National forests had been created partly to provide against a timber famine that 19th-century conservationists feared. A famine of sorts had come to the Northwest when private companies like Simpson and Weyerhaeuser mowed through hundreds of thousands of acres and needed other sources. If companies’ holdings were large enough, like Weyerhaeuser, they could afford to wait.
But the pressure to open up national forest for industrial logging became too great to resist. All those towns needed logs to run through mills to keep people employed. Still, the Forest Service always had Gifford Pinchot’s mantra in the back of its mind: the greatest good for the greatest number for the longest time. The agency promised to manage its forests for long-term, which could only happen if some sort of sustainability standard were adopted.
Yet, a quiet revolution in the 1920s and 1930s shifted forestry’s thinking about sustained yields. The term stopped being focused on forest production and was redirected toward mill production. What was being sustained in these theoretical discussions and this legislation was mill jobs, not forest growth.
And with that as the driving criteria and the specter of masses of unemployed loggers and mill workers, the Forest Service allowed greater and greater ransacking of public timber in the short term. By not being rigorous, the agency cooperated with the industry to shift the day of reckoning but not to end its threat.
The Forest Service assumed this program would be popular.
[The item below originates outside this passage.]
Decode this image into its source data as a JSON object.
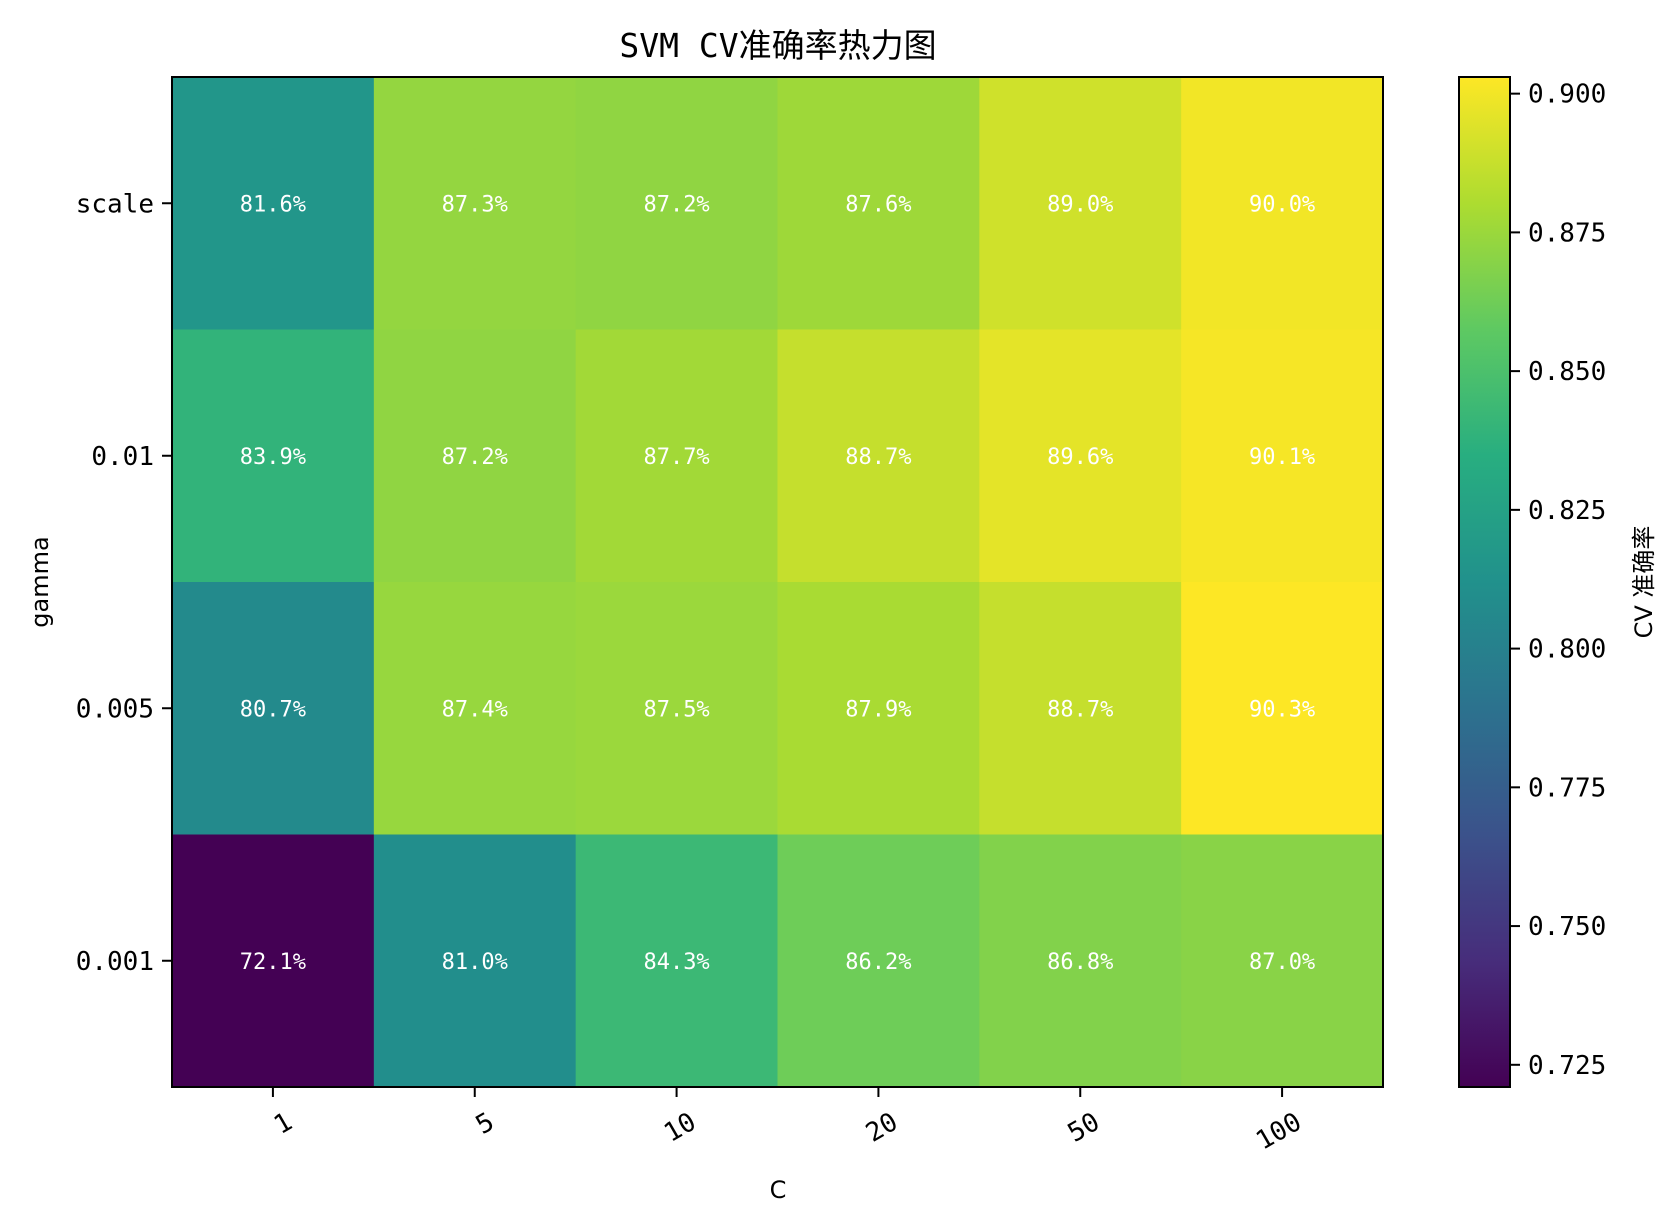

It wasn’t. Shelton’s was the only cooperative agreement that ever went into effect. Five other sustained-yield units went into operation but without the mixed private-public timberland. The law quietly died out. But the slippery use of “sustained yield” did not—a topic for another day.

Despite more or less failing, this experiment in one corner of Washington’s timber economy reveals a volatile mix of public lands, industrial capitalism, and long-term management of both.
A willingness to experiment is laudable. When Murray Morgan wrote about it in The Last Wilderness: A History of the Olympic Peninsula, not even a decade into it, he expressed optimism:
When the agreement expires, on New Year’s Eve in the year 2046, our grandchildren will have standing on these acres as much timber as we do now. It is a cheering thought.
The cheerful optimism was misplaced. In 2002, the company and the Forest Service mutually agreed to end the agreement. Environmentalists faulted the agreement for allowing too much logging, which harmed habitat. At the time of its demise, Simpson only employed 1,400 people, so the economic planning seemed to miss the mark as well.
The scale of economic growth and ecological functioning seem at odds. This attempt to mesh them failed. But the problems the Sustained-Yield Management Act attempted to solve remain in some form or another. Unfortunately, long-term thinking remains a consistent challenge for policymakers and industry leaders.